B.P. Marsh &Partners - Trading Update

Highlights

-     Placing and Open Offer completed in July, raising £17m cash for the Company (before costs)

-     PSC Insurance Group became a new 19.6% investor

-     New investment in ATC Insurance Solutions of Melbourne

-     Additional investment of £2.5m in Nexus

-     LEBC announced strong results for the year to 30 September 2018

-     Third acquisition by XPT and provision of additional funding

-     Dividend of 4.76p for the year to 31 January 2019, payable in July 2019

-     £7.9m cash balance at 31 January 2019, of which £6.6m uncommitted pre-dividend

The Group was pleased to complete a successful Placing and Open Offer in July, bringing a significant new shareholder to the Company's register in PSC Insurance Group, an Australian listed insurance group.

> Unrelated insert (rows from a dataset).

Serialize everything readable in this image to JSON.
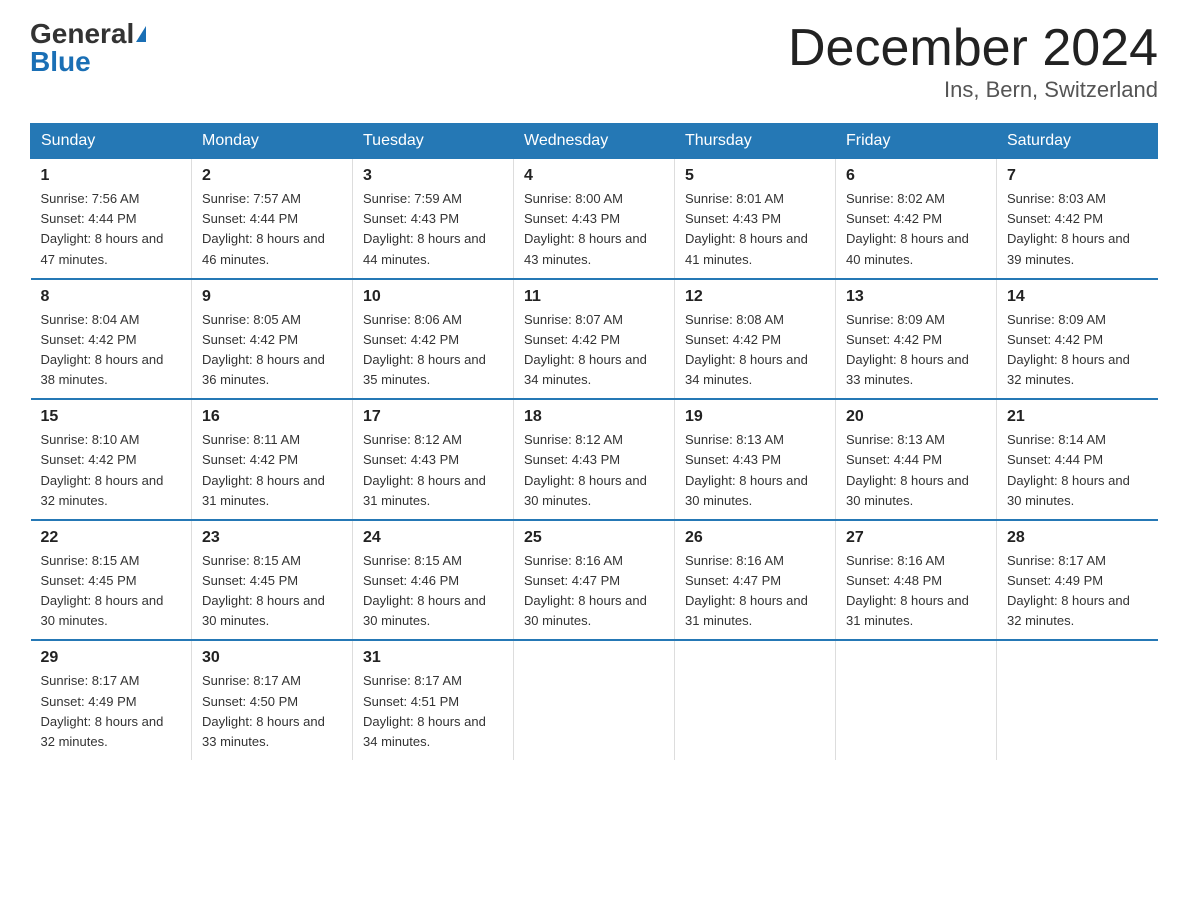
{
  "logo": {
    "general": "General",
    "blue": "Blue"
  },
  "title": "December 2024",
  "location": "Ins, Bern, Switzerland",
  "headers": [
    "Sunday",
    "Monday",
    "Tuesday",
    "Wednesday",
    "Thursday",
    "Friday",
    "Saturday"
  ],
  "weeks": [
    [
      {
        "day": "1",
        "sunrise": "7:56 AM",
        "sunset": "4:44 PM",
        "daylight": "8 hours and 47 minutes."
      },
      {
        "day": "2",
        "sunrise": "7:57 AM",
        "sunset": "4:44 PM",
        "daylight": "8 hours and 46 minutes."
      },
      {
        "day": "3",
        "sunrise": "7:59 AM",
        "sunset": "4:43 PM",
        "daylight": "8 hours and 44 minutes."
      },
      {
        "day": "4",
        "sunrise": "8:00 AM",
        "sunset": "4:43 PM",
        "daylight": "8 hours and 43 minutes."
      },
      {
        "day": "5",
        "sunrise": "8:01 AM",
        "sunset": "4:43 PM",
        "daylight": "8 hours and 41 minutes."
      },
      {
        "day": "6",
        "sunrise": "8:02 AM",
        "sunset": "4:42 PM",
        "daylight": "8 hours and 40 minutes."
      },
      {
        "day": "7",
        "sunrise": "8:03 AM",
        "sunset": "4:42 PM",
        "daylight": "8 hours and 39 minutes."
      }
    ],
    [
      {
        "day": "8",
        "sunrise": "8:04 AM",
        "sunset": "4:42 PM",
        "daylight": "8 hours and 38 minutes."
      },
      {
        "day": "9",
        "sunrise": "8:05 AM",
        "sunset": "4:42 PM",
        "daylight": "8 hours and 36 minutes."
      },
      {
        "day": "10",
        "sunrise": "8:06 AM",
        "sunset": "4:42 PM",
        "daylight": "8 hours and 35 minutes."
      },
      {
        "day": "11",
        "sunrise": "8:07 AM",
        "sunset": "4:42 PM",
        "daylight": "8 hours and 34 minutes."
      },
      {
        "day": "12",
        "sunrise": "8:08 AM",
        "sunset": "4:42 PM",
        "daylight": "8 hours and 34 minutes."
      },
      {
        "day": "13",
        "sunrise": "8:09 AM",
        "sunset": "4:42 PM",
        "daylight": "8 hours and 33 minutes."
      },
      {
        "day": "14",
        "sunrise": "8:09 AM",
        "sunset": "4:42 PM",
        "daylight": "8 hours and 32 minutes."
      }
    ],
    [
      {
        "day": "15",
        "sunrise": "8:10 AM",
        "sunset": "4:42 PM",
        "daylight": "8 hours and 32 minutes."
      },
      {
        "day": "16",
        "sunrise": "8:11 AM",
        "sunset": "4:42 PM",
        "daylight": "8 hours and 31 minutes."
      },
      {
        "day": "17",
        "sunrise": "8:12 AM",
        "sunset": "4:43 PM",
        "daylight": "8 hours and 31 minutes."
      },
      {
        "day": "18",
        "sunrise": "8:12 AM",
        "sunset": "4:43 PM",
        "daylight": "8 hours and 30 minutes."
      },
      {
        "day": "19",
        "sunrise": "8:13 AM",
        "sunset": "4:43 PM",
        "daylight": "8 hours and 30 minutes."
      },
      {
        "day": "20",
        "sunrise": "8:13 AM",
        "sunset": "4:44 PM",
        "daylight": "8 hours and 30 minutes."
      },
      {
        "day": "21",
        "sunrise": "8:14 AM",
        "sunset": "4:44 PM",
        "daylight": "8 hours and 30 minutes."
      }
    ],
    [
      {
        "day": "22",
        "sunrise": "8:15 AM",
        "sunset": "4:45 PM",
        "daylight": "8 hours and 30 minutes."
      },
      {
        "day": "23",
        "sunrise": "8:15 AM",
        "sunset": "4:45 PM",
        "daylight": "8 hours and 30 minutes."
      },
      {
        "day": "24",
        "sunrise": "8:15 AM",
        "sunset": "4:46 PM",
        "daylight": "8 hours and 30 minutes."
      },
      {
        "day": "25",
        "sunrise": "8:16 AM",
        "sunset": "4:47 PM",
        "daylight": "8 hours and 30 minutes."
      },
      {
        "day": "26",
        "sunrise": "8:16 AM",
        "sunset": "4:47 PM",
        "daylight": "8 hours and 31 minutes."
      },
      {
        "day": "27",
        "sunrise": "8:16 AM",
        "sunset": "4:48 PM",
        "daylight": "8 hours and 31 minutes."
      },
      {
        "day": "28",
        "sunrise": "8:17 AM",
        "sunset": "4:49 PM",
        "daylight": "8 hours and 32 minutes."
      }
    ],
    [
      {
        "day": "29",
        "sunrise": "8:17 AM",
        "sunset": "4:49 PM",
        "daylight": "8 hours and 32 minutes."
      },
      {
        "day": "30",
        "sunrise": "8:17 AM",
        "sunset": "4:50 PM",
        "daylight": "8 hours and 33 minutes."
      },
      {
        "day": "31",
        "sunrise": "8:17 AM",
        "sunset": "4:51 PM",
        "daylight": "8 hours and 34 minutes."
      },
      null,
      null,
      null,
      null
    ]
  ],
  "labels": {
    "sunrise": "Sunrise: ",
    "sunset": "Sunset: ",
    "daylight": "Daylight: "
  }
}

A new investment was made in ATC Insurance Solutions, an Australian-based business, bringing the total number of the Group's Australian investments to three, all of which are performing strongly.

Overall, we are pleased with the progress of the portfolio. Whilst there are a couple of investments that we are monitoring closely, the majority continue to increase revenue and profits and have developed well.

As global and domestic political events unfold, we wait for resolution on this whilst continuing to deliver a sustainable dividend and steady growth.

Dividend

As previously announced, the dividend for the financial year ending 31 January 2019 will be 4.76p per share (£1.7m in aggregate), payable in July 2019.

The Board continues to strike a balance between investing cash into new opportunities for long-term capital growth and providing shareholders with a meaningful and sustainable yield.

Net Asset Value and Full Year Results

The latest published net asset value ("NAV") is £120.1m, or 333p per share, as at 31 July 2018. The NAV per share is calculated based upon the total shares in issue of 37,478,077, and then excluding 1,461,302 shares held in a management incentive scheme as these shares are subject to performance criteria which have not yet been met and are non-dilutive at this time.

The full year results to 31 January 2019 and the updated net asset value will be announced on Tuesday 11 June 2019.

New Business Opportunities and Outlook

The financial year closed with a total of 64 new opportunities having been presented to the Group during the year, in comparison with 77 and 84 in preceding years. Of the 64, the majority were in the insurance sector, with 37 insurance intermediary enquiries, or 58%.

The Group notes the reduction in the number of new enquiries received and attributes this to uncertainties in recent months surrounding Brexit and other geo-political pressures. The Board does not view this as a lasting cause for concern, however, and anticipates deal volumes to pick up once there is more clarity on the domestic political situation.

One new investment was made during the year, in Australia, bringing the total number of Group investee companies in Australia to three. The Group continues to view Australia as a territory that presents good growth investment opportunities, which combined with the presence of PSC Insurance Group as a recent cornerstone investor, contributes to a sustained interest in this geographic area.

Cash Balance

At 31 January 2019 the Group's cash balance was £7.9m, with £6.6m uncommitted pre-dividend.